32 auditors at listed firms have resigned in the last 5 months
The reasons behind the auditor exits ranged from lack of adequate information on the company’s businesses, revenues, tax observations to ‘mutual exits’
Mumbai: In the past one month, fifteen auditors have resigned prematurely, besides increasing audit qualifications. The total number of exits, so far, in this calendar year stands at a staggering 32.
According to data from Prime Database, a primary market tracker, between January and May, 32 auditors have resigned midterm, while for 2017-18 the number of exits stood at 36. The number of exits in 2016-17 was at 18.
The reasons behind the auditor exits have ranged from lack of adequate information on the company’s businesses, revenues, tax observations to ‘mutual exits’. Some exists were also because of “health concerns” and “pre-occupation”. In some other cases, the firm simply ceased to exist.
In cases where the auditors have exited due to lack of adequate information, or for not getting ‘reasonable assurance about the financial statements being free from mis-statement’, the concerns were conveyed to the ministry of corporate affairs (MCA), said an auditor, who did not wish to be identified.
“A new auditor, who finds serious issues and does not get supporting documents, may very well decide to report the matter to the MCA and tender resignation. This may have been the case with a few companies which had new auditors,” said Amit Mantri, managing partner, 2Point2 Capital Advisors LLP. For instance, Mantri had raised concerns about the fundamentals of Manpasand Beverages in his blog in 2016.
MCA has also taken cognisance of the recent spate of auditor exits under Section 143(12) of the Companies Act, and may examine the companies for alleged breach of the companies law, said a regulatory official.
“It is a healthy trend that the auditors are willing to give a pushback to the management. However, they can be a little more forthcoming with their disclosures,” said Amit Tandon, chief executive at proxy advisory firm Institutional Investors Advisory Services (IiAS).
On 27 April, Price Waterhouse &Co had resigned as the auditor of Vakrangee Ltd due to lack of information about its election books, bullion and jewellery business. It had also stepped down as an auditor of Atlanta Ltd on 29 May due to lack of disclosures about ‘significant observations by tax authorities’, and from Edelweiss Financial Services on 23 May on a mutual agreement.
On 26 May, Deloitte Haskin and Sells stepped down due to lack of documents to support costs, revenues and capital expenditure at the company. On 29 May audit firm Mehrotra and Mehrotra resigned from Bhushan Steel Ltd.
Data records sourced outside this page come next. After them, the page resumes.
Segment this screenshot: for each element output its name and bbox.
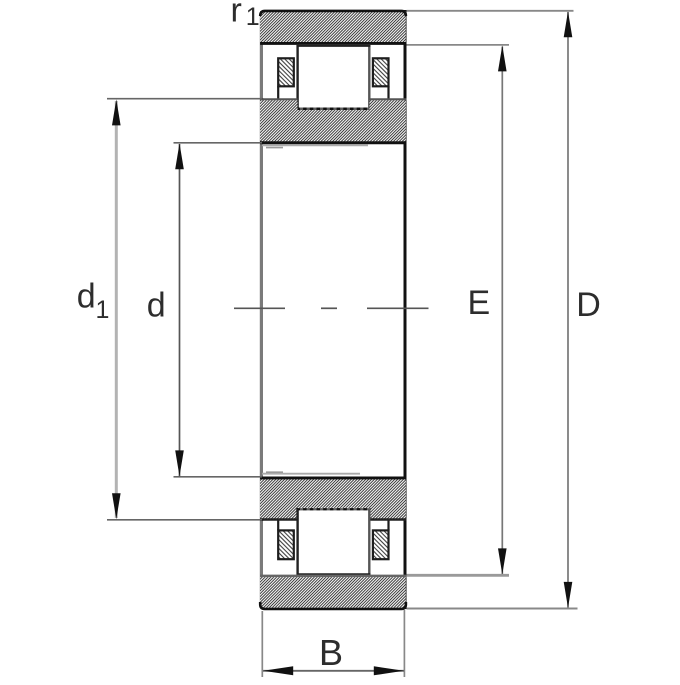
svg-text:D: D	[576, 286, 601, 324]
svg-text:E: E	[468, 284, 491, 322]
svg-text:1: 1	[96, 296, 110, 324]
svg-text:1: 1	[246, 3, 260, 31]
svg-text:d: d	[77, 278, 96, 316]
svg-text:B: B	[319, 632, 343, 673]
svg-text:d: d	[147, 286, 166, 324]
svg-text:r: r	[231, 0, 242, 29]
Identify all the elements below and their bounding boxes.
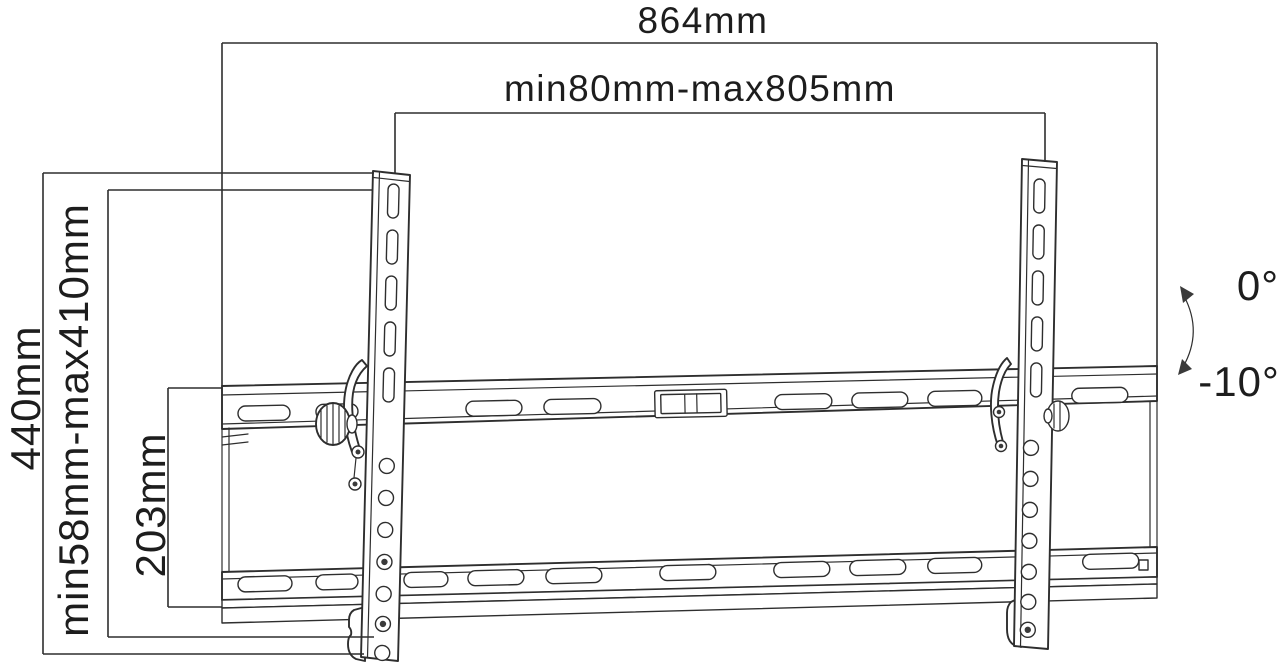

“Auditor’s report to the shareholders is a powerful weapon. The auditor should use it fully to bring out the problems in the company’s financial reporting and controls. Resignation cannot be normally justified except when the auditor has a serious health problem or faces an extreme situation such as criminal intimidation,” said R. Narayanaswamy, professor of finance and control at the Indian Institute of Management, Bangalore.
In certain cases, such as the ones involving Jet Airways Ltd, Reliance Naval and Engineering Ltd, and Hindustan Construction Company (Lavasa), the auditors have qualified their reports as 'going concern'. Simply put, these companies, despite weak financials, will remain in operations and will not be forced to liquidate.
“A better option (instead of resignation) in such cases would be to qualify the opinion, or even issue an adverse opinion. Auditors must publicly announce their precise reasons for quitting, otherwise there will be unhealthy speculation. Reasons such as preoccupation with other work are disingenuous, or too clever by half,” said Narayanswamy.
According to Pranav Haldea, managing director, Prime Database, it is, however, a positive sign, which was lacking in India. “Now, there is greater scrutiny of auditors. Auditors are also wary of names of companies that they are getting associated with because it can result in not just reputational impact, but they may also be banned like in case of PWC.”
As a consequence of the mid-term resignations of auditors, share prices of the companies suffered the most. For instance, Vakrangee has been in a free fall. The stock has hit lower circuits for 28 sessions, falling 83.8% during the period. In 2018, the stock has so far lost 91.5%, after a gain of 208% in 2017.
Meanwhile, Manpasand Beverages hit the lower circuit for six sessions to fall 55.24% after Deloitte Haskins and Sells quit. Kotak Institutional Equities, which had a ‘buy’ rating on the company, suspended its rating, citing lack of disclosures on Deloitte’s exit. Motilal Oswal Securities Ltd has also putting its rating on Manpasand ‘under review’ until further clarity emerges.
“We have seen the markets sell-off in case auditors resign mid-way. Therefore, it is incumbent upon the auditors to disclose, in greater detail, the reasons for their disassociation with the company. This will lead to more transparency. Mutual funds or institutional investors have more accessibility to the companies, but it is common investor holding, a few 100 or 1,000 shares, which rely on disclosed information,” said Ajay Bodke, CEO and chief portfolio manager PMS, Prabhudas Lilladher Pvt. Ltd.